Netflix seems to be lagging in behind though making many people question the sophistication of its technology and choice of investments.
Sustainability Track Record
Netflix has only just recently started to offset its global energy footprint and by using renewable energy certificates.
The competition is increasing through Asian video streaming companies moving west, new entrants e.g. Disney and existing players expanding e.g. Amazon, Hulu, HBO, and YouTube.
New entrants like Disney with their blockbuster portfolio of content and family appeal will make inroads into the market.
Even companies like Facebook could be a danger, they already have the distribution channel and could easily buy content to gain traction, plus offset costs through advertising.

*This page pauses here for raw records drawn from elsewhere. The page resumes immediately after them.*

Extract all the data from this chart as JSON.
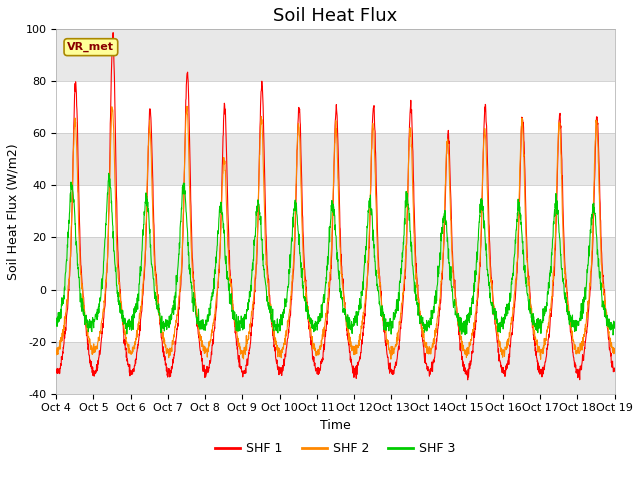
{
  "title": "Soil Heat Flux",
  "ylabel": "Soil Heat Flux (W/m2)",
  "xlabel": "Time",
  "ylim": [
    -40,
    100
  ],
  "start_day": 4,
  "num_days": 15,
  "fig_bg_color": "#ffffff",
  "plot_bg_color": "#ffffff",
  "band_color": "#e8e8e8",
  "line_colors": [
    "#ff0000",
    "#ff8800",
    "#00cc00"
  ],
  "line_labels": [
    "SHF 1",
    "SHF 2",
    "SHF 3"
  ],
  "vr_met_box_facecolor": "#ffff99",
  "vr_met_box_edgecolor": "#aa8800",
  "vr_met_text_color": "#880000",
  "grid_color": "#cccccc",
  "yticks": [
    -40,
    -20,
    0,
    20,
    40,
    60,
    80,
    100
  ],
  "title_fontsize": 13,
  "axis_label_fontsize": 9,
  "tick_label_fontsize": 8,
  "shf1_peaks": [
    79,
    97,
    69,
    84,
    70,
    79,
    70,
    69,
    70,
    71,
    60,
    70,
    67,
    67,
    66
  ],
  "shf2_peaks": [
    65,
    70,
    62,
    70,
    50,
    65,
    63,
    62,
    63,
    61,
    57,
    62,
    64,
    64,
    64
  ],
  "shf3_peaks": [
    40,
    42,
    35,
    40,
    32,
    33,
    33,
    33,
    33,
    35,
    29,
    33,
    32,
    33,
    32
  ]
}
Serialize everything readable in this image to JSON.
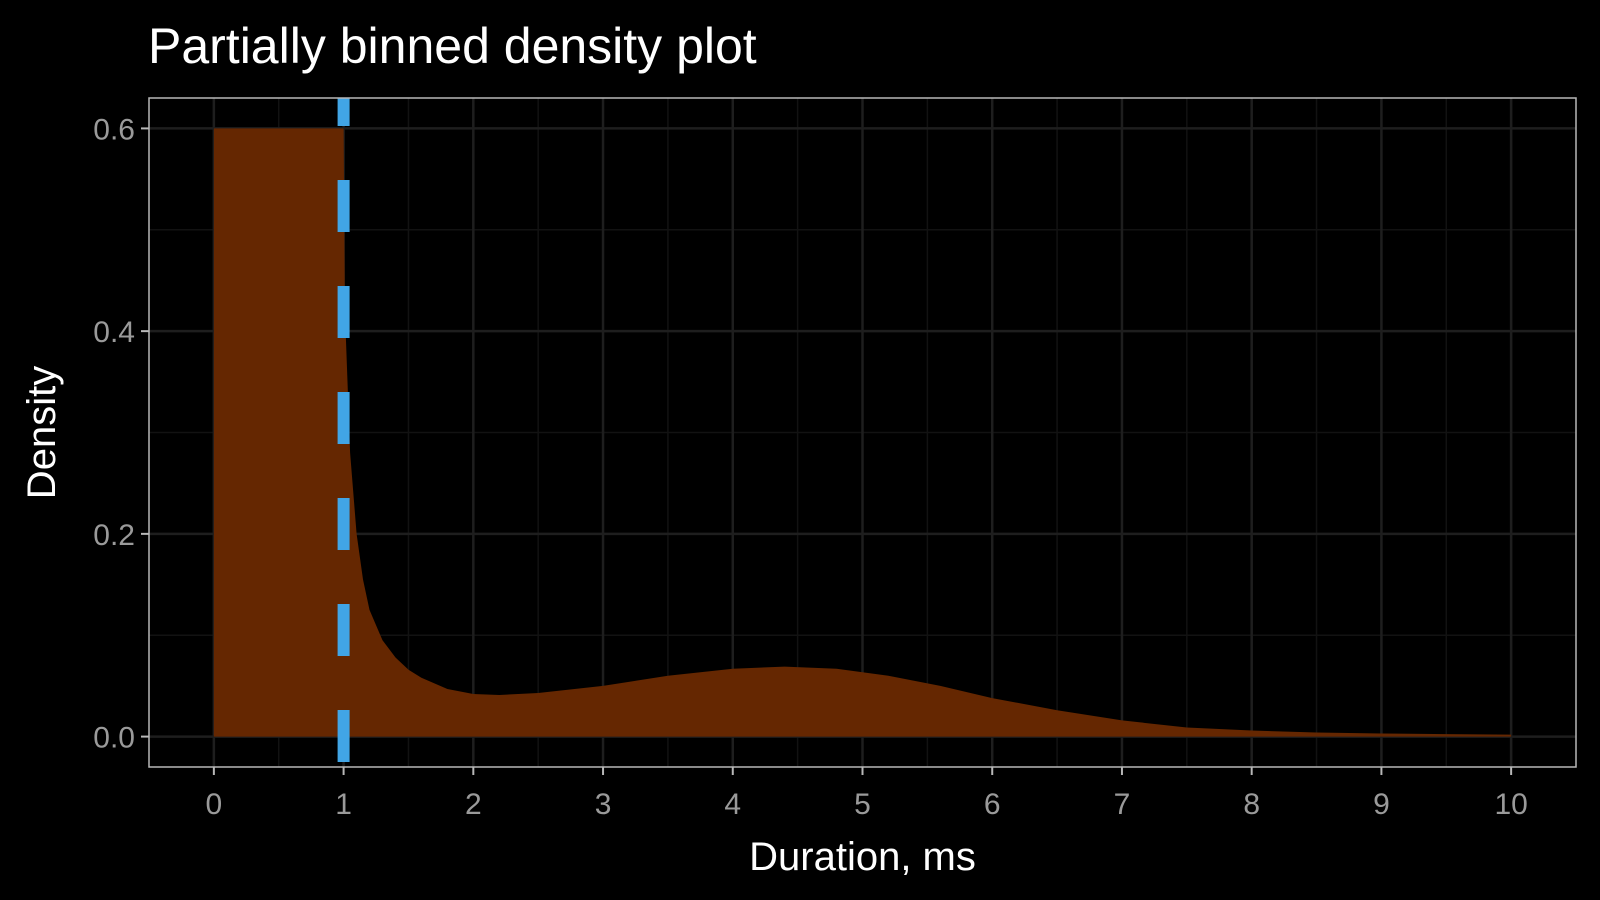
{
  "chart_data": {
    "type": "area",
    "title": "Partially binned density plot",
    "xlabel": "Duration, ms",
    "ylabel": "Density",
    "xlim": [
      -0.5,
      10.5
    ],
    "ylim": [
      -0.03,
      0.63
    ],
    "x_ticks": [
      0,
      1,
      2,
      3,
      4,
      5,
      6,
      7,
      8,
      9,
      10
    ],
    "y_ticks": [
      0.0,
      0.2,
      0.4,
      0.6
    ],
    "y_tick_labels": [
      "0.0",
      "0.2",
      "0.4",
      "0.6"
    ],
    "grid": true,
    "legend": "none",
    "series": [
      {
        "fill_color": "#652701",
        "x": [
          0,
          1.0,
          1.01,
          1.05,
          1.1,
          1.15,
          1.2,
          1.3,
          1.4,
          1.5,
          1.6,
          1.8,
          2.0,
          2.2,
          2.5,
          3.0,
          3.5,
          4.0,
          4.4,
          4.8,
          5.2,
          5.6,
          6.0,
          6.5,
          7.0,
          7.5,
          8.0,
          8.5,
          9.0,
          9.5,
          10.0
        ],
        "y": [
          0.6,
          0.6,
          0.42,
          0.28,
          0.2,
          0.155,
          0.125,
          0.095,
          0.078,
          0.066,
          0.058,
          0.047,
          0.042,
          0.041,
          0.043,
          0.05,
          0.06,
          0.067,
          0.069,
          0.067,
          0.06,
          0.05,
          0.038,
          0.026,
          0.016,
          0.009,
          0.006,
          0.004,
          0.003,
          0.0025,
          0.002
        ]
      }
    ],
    "reference_line": {
      "orientation": "vertical",
      "x": 1,
      "style": "dashed",
      "color": "#41a5e6"
    },
    "colors": {
      "background": "#000000",
      "panel_border": "#b8b8b8",
      "grid_major": "#1e1e1e",
      "grid_minor": "#121212"
    }
  }
}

China is a critical market for many of the tech giants. However, China is heavily regulated and fosters brands that comply with and adhere to how the way the government works.
Netflix is unlikely to be given access to the market unless it forms a strategic alliance with an existing player. The threat then is that a Chinese player can grow significantly, dominate the market and make it unpenetrable for Netflix.
Netflix in the last few years has raised its pricing in the US. With the advent of COVID and the rising levels of unemployment, it will remain to be seen if this causes a backlash post lockdown.
This probably is no surprise when you consider that Netflix in India starts at 199 rupees (roughly $2.80). On the other hand, a Hotstar subscription can be had for 999 rupees (just over $14) a year, much cheaper than Netflix’s mobile-only plan.
Piracy of the licensed content is still an issue worldwide and is particularly prevalent in emerging economies.
Summary of the Netflix SWOT Analysis
The Netflix business model has been highly successful and shows no sign of slowing down. In fact, COVID has bolstered its subscriptions. However, this isn’t to say Netflix isn’t without problems. Juggling the complexity of a global organisation and competing in multiple markets, each with their own dynamics creates significant challenges.
The biggest risks are associated with unique content and the high level of competition. First of all, investing in the content that will keep existing subscribers hooked and bring in new subscribers is vital for Netflix’s future. Secondly, its a tough and highly competitive market and unless Netflix creates a stronger competitive advantage it could be vulnerable in the long run.